Spionage in Berlin? Verdächtiges Bauwerk in britischer Botschaft

Medien berichten über britische Spionageeinrichtung in der Berliner Botschaft. Snowden-Dokumente sollen das belegen.

Der britische Geheimdienst soll auf dem Dach der Botschaft im Berliner Regierungsviertel einen Horchposten betreiben. Das berichtet die Zeitung «Independent» unter Berufung auf Dokumente des früheren US-Geheimdienstmitarbeiters Edward Snowden.

Die Unterlagen sowie Luftaufnahmen und weitere Informationen legten nahe, dass dabei Hightech-Ausrüstung zum Einsatz komme.
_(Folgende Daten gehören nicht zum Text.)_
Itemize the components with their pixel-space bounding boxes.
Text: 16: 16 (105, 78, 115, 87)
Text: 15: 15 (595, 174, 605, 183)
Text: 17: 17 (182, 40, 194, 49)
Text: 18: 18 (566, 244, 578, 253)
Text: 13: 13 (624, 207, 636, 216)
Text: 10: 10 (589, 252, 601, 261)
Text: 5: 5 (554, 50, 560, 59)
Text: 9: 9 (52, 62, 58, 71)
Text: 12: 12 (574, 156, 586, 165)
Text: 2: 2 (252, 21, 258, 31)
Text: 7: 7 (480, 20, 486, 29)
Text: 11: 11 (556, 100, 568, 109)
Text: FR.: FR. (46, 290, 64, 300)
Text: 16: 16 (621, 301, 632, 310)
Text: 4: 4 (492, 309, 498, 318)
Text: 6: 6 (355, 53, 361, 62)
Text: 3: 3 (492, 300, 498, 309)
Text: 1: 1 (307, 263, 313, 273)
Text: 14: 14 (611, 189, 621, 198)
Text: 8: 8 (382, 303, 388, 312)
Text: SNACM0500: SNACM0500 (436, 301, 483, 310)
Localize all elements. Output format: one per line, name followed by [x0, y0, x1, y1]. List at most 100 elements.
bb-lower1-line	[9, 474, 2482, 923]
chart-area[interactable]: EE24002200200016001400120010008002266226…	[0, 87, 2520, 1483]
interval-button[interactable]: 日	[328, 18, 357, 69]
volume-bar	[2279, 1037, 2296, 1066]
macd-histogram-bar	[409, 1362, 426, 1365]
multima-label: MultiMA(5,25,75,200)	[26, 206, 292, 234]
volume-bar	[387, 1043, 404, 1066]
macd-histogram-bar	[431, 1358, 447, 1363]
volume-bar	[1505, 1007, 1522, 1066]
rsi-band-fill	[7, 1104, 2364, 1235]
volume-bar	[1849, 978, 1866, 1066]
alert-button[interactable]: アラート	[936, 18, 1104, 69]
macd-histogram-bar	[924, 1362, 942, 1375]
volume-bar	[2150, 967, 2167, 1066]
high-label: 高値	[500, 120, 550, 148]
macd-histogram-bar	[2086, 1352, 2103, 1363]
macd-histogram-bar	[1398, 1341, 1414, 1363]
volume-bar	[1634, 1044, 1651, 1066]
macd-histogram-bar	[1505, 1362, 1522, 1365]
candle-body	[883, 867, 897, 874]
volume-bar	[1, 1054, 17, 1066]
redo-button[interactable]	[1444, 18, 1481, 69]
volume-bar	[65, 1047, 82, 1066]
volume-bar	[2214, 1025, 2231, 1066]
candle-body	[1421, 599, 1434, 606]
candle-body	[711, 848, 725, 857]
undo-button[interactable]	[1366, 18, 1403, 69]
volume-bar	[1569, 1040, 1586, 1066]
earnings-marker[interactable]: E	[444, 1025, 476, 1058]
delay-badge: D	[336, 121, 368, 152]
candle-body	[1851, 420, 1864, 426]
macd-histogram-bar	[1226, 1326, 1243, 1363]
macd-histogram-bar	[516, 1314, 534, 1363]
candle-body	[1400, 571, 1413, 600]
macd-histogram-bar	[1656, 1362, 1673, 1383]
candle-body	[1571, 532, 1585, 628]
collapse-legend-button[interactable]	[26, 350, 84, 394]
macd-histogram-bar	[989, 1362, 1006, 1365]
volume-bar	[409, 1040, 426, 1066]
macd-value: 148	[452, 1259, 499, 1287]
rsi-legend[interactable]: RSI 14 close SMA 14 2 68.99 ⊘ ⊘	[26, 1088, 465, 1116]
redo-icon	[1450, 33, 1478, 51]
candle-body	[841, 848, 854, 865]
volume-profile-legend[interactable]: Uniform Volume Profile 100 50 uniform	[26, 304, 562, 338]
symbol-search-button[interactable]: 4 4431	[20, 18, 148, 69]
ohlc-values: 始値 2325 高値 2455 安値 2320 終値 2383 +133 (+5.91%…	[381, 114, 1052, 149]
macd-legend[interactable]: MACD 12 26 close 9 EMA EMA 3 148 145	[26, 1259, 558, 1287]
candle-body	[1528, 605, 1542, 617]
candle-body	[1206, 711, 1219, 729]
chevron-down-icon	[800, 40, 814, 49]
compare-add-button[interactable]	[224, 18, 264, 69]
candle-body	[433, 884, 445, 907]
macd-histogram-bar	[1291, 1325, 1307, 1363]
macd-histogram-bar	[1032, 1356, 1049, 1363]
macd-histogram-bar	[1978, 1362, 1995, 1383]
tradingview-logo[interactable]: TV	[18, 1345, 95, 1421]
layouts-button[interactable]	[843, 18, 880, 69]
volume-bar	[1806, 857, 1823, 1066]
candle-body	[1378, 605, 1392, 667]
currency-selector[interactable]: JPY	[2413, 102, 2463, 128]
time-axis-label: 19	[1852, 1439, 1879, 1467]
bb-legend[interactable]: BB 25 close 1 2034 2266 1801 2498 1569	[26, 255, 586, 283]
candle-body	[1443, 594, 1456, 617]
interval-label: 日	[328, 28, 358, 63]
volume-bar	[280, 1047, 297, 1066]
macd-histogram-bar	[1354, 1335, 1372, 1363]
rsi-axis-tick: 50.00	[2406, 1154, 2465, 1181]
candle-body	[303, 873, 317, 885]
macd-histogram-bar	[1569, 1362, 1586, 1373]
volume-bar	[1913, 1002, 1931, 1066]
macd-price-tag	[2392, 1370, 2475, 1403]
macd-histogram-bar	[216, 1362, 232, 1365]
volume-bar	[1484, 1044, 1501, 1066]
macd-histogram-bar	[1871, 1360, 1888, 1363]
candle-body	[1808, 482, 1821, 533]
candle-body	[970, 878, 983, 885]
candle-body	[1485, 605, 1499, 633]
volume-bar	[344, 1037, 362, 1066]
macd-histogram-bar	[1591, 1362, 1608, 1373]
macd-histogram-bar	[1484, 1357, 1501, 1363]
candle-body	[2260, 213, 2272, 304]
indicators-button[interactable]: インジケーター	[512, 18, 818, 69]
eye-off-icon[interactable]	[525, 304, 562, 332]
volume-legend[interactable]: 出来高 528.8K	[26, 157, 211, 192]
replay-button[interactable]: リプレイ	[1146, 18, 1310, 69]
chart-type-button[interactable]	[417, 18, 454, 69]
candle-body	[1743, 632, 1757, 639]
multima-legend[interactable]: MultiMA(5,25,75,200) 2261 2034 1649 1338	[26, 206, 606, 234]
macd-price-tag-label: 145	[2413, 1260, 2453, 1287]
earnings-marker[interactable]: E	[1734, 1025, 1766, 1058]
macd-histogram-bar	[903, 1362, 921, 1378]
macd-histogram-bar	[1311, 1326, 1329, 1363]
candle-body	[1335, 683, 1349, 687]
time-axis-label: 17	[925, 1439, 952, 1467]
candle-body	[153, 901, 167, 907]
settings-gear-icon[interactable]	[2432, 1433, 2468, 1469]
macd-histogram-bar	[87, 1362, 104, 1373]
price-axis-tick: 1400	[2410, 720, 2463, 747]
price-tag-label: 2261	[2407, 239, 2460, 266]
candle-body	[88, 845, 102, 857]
Auf dem Grundstück befinde sich ein zylinderförmiges Bauwerk, das Abhörstationen ähnlich sehe. Die zeltähnliche Vorrichtung sei von der Strasse aus nur schwer erkennbar.

Laut dem Bericht betreibt der britische Geheimdienst GCHQ auch Spähposten in diplomatischen Vertretungen weltweit.

Die britische Botschaft in Berlin steht nur wenige hundert Meter von der US-Botschaft entfernt in der Wilhelmstrasse. Das Gebäude wurde im Jahr 2000 eröffnet. Die Dienste der USA und Grossbritanniens arbeiten eng zusammen und sind zusammen mit Australien, Kanada und Neuseeland Teil des «Five Eyes»-Verbundes zum Austausch geheimer Informationen.

Google und Yahoo im NSA-Visier

Die «Washington Post» erhärtet den Vorwurf, der US-Geheimdienst NSA habe interne Netze von Google und Yahoo überwacht. Eine NSA-Präsentation enthalte Informationen, die man nur aus dem Netz der Online-Riesen, aber nicht aus dem öffentlichen Internet bekommen könne. Die Daten würden auf britischem Gebiet abgefangen, hiess es.